According to the SEC’s complaint, Matthew Motil, of North Olmsted, Ohio, defrauded investors by promising them low-risk, high-return promissory notes purportedly collateralized by first mortgages on homes throughout Ohio.

Why it matters: Retirees are at particular risk of seeing their life savings and retirement accounts wiped out by scams.

Motil promoted the investments on his website, inviting potential investors to “be a real estate investing badass!” On his podcast, he promised investors that the investments he offered were safe and backed by a “first lien position” on the underlying real estate assets, the complaint said.

What to know: Motil told investors he would pay returns on their investments from profits made by renovating, reselling, refinancing and renting the properties.

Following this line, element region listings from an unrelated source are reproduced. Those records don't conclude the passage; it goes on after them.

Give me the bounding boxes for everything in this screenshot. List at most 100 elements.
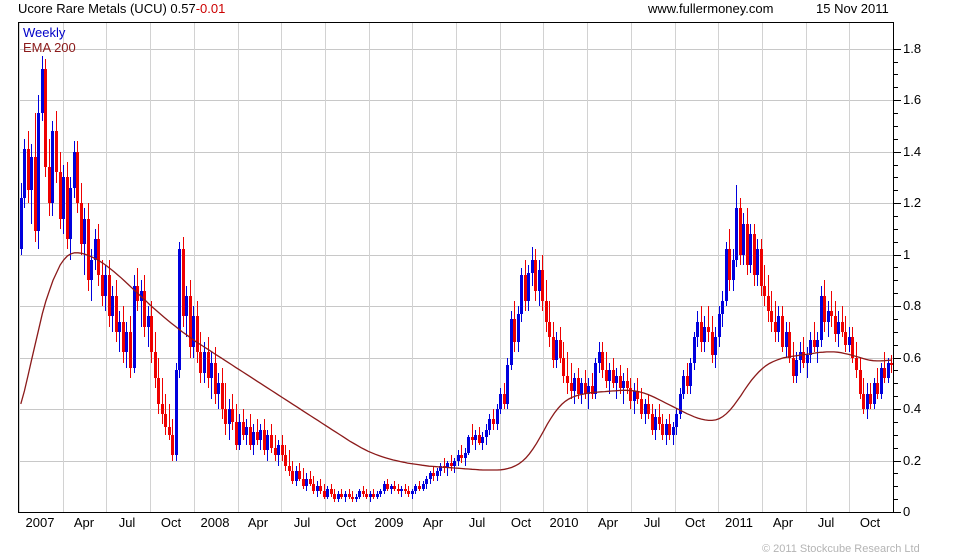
candle-body (640, 398, 643, 415)
gridline-vertical (63, 23, 64, 512)
candle-body (80, 203, 83, 245)
candle-body (742, 223, 745, 255)
header-bar: Ucore Rare Metals (UCU) 0.57-0.01 www.fu… (0, 0, 980, 20)
y-axis-tick (894, 152, 901, 153)
candle-wick (141, 280, 142, 327)
candle-body (587, 385, 590, 394)
candle-body (217, 383, 220, 394)
candle-body (770, 311, 773, 322)
y-axis-minor-tick (894, 216, 898, 217)
y-axis-label: 1.4 (903, 144, 922, 159)
candle-body (411, 491, 414, 494)
candle-wick (345, 491, 346, 502)
y-axis-tick (894, 49, 901, 50)
y-axis-minor-tick (894, 435, 898, 436)
candle-body (168, 427, 171, 435)
candle-body (732, 259, 735, 281)
y-axis-label: 0.6 (903, 350, 922, 365)
y-axis-minor-tick (894, 345, 898, 346)
candle-body (295, 470, 298, 482)
y-axis-minor-tick (894, 267, 898, 268)
x-axis-label: Oct (684, 515, 706, 530)
y-axis-tick (894, 461, 901, 462)
x-axis-label: Apr (73, 515, 95, 530)
candle-body (545, 300, 548, 322)
candle-body (566, 375, 569, 384)
candle-body (252, 432, 255, 446)
candle-body (30, 156, 33, 191)
candle-body (66, 177, 69, 240)
candle-body (548, 321, 551, 337)
candle-body (203, 352, 206, 373)
y-axis-minor-tick (894, 74, 898, 75)
candle-body (718, 313, 721, 337)
candle-body (259, 429, 262, 440)
candle-wick (401, 486, 402, 497)
candle-body (425, 478, 428, 484)
candle-body (746, 223, 749, 265)
candle-body (517, 313, 520, 343)
candle-body (890, 362, 893, 366)
candle-body (689, 362, 692, 386)
candle-body (855, 357, 858, 371)
y-axis-minor-tick (894, 319, 898, 320)
candle-body (157, 378, 160, 404)
candle-body (841, 321, 844, 332)
candle-body (559, 339, 562, 358)
y-axis-label: 0 (903, 504, 911, 519)
candle-body (351, 496, 354, 500)
candle-body (429, 473, 432, 479)
candle-body (143, 290, 146, 327)
x-axis-label: Apr (422, 515, 444, 530)
candle-body (407, 491, 410, 494)
candle-body (654, 416, 657, 430)
candle-body (284, 455, 287, 466)
candle-body (418, 486, 421, 489)
candle-body (636, 391, 639, 399)
candle-body (355, 496, 358, 500)
candle-body (760, 249, 763, 286)
candle-body (830, 311, 833, 317)
y-axis-minor-tick (894, 113, 898, 114)
candle-body (27, 149, 30, 191)
candle-body (199, 352, 202, 373)
gridline-vertical (456, 23, 457, 512)
candle-wick (119, 311, 120, 353)
candle-wick (303, 468, 304, 489)
x-axis-label: Oct (160, 515, 182, 530)
candle-body (859, 370, 862, 394)
candle-body (488, 419, 491, 430)
candle-body (446, 463, 449, 469)
candle-body (73, 151, 76, 188)
y-axis: 0 0.2 0.4 0.6 0.8 1 1.2 1.4 1.6 1.8 (894, 22, 980, 522)
candle-body (365, 493, 368, 497)
plot-border-bottom (18, 512, 894, 513)
x-axis: 2007 Apr Jul Oct 2008 Apr Jul Oct 2009 Apr Jul Oct 2… (18, 515, 898, 539)
y-axis-tick (894, 358, 901, 359)
x-axis-label: Apr (597, 515, 619, 530)
x-axis-label: Oct (335, 515, 357, 530)
candle-body (492, 419, 495, 425)
x-axis-label: Jul (118, 515, 136, 530)
candle-body (876, 383, 879, 394)
candle-body (816, 339, 819, 348)
legend-overlay-ema200: EMA 200 (23, 40, 76, 55)
candle-body (823, 295, 826, 322)
candle-body (48, 167, 51, 204)
candle-body (362, 491, 365, 494)
candle-body (795, 360, 798, 376)
candle-body (763, 285, 766, 296)
candle-body (277, 445, 280, 456)
candle-body (707, 326, 710, 332)
candle-body (87, 218, 90, 281)
candle-body (520, 275, 523, 314)
candle-body (192, 316, 195, 348)
candle-body (534, 259, 537, 291)
candle-body (372, 493, 375, 497)
y-axis-tick (894, 100, 901, 101)
candle-body (175, 370, 178, 456)
candle-body (527, 272, 530, 301)
candle-body (23, 149, 26, 198)
y-axis-minor-tick (894, 422, 898, 423)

The complaint alleges, however, that Motil didn’t really secure first lien positions for the investors as promised and he regularly sold multiple promissory notes he claimed were secured by the same property to multiple investors.

In one instance, Motil allegedly sold over $1 million of promissory notes to 20 investors, each note supposedly collateralized by the same property he had bought for $47,000.

Instead of renovating the properties, he allegedly used investor money to make Ponzi payments to previous investors and for his own luxury personal expenses, including to rent a lakeside mansion, buy courtside season tickets to NBA games, and make $400,000 in credit card payments for his wife, Amy Motil, who is named as a relief defendant.

Looking ahead: The SEC’s complaint, filed in U.S. District Court for the Northern District of Ohio, charges Motil with violating the registration and antifraud provisions of the Securities Act of 1933 and the antifraud provisions of the Securities Exchange Act of 1934.

The complaint seeks injunctive relief, disgorgement plus prejudgment interest, civil money penalties, and an officer and director bar.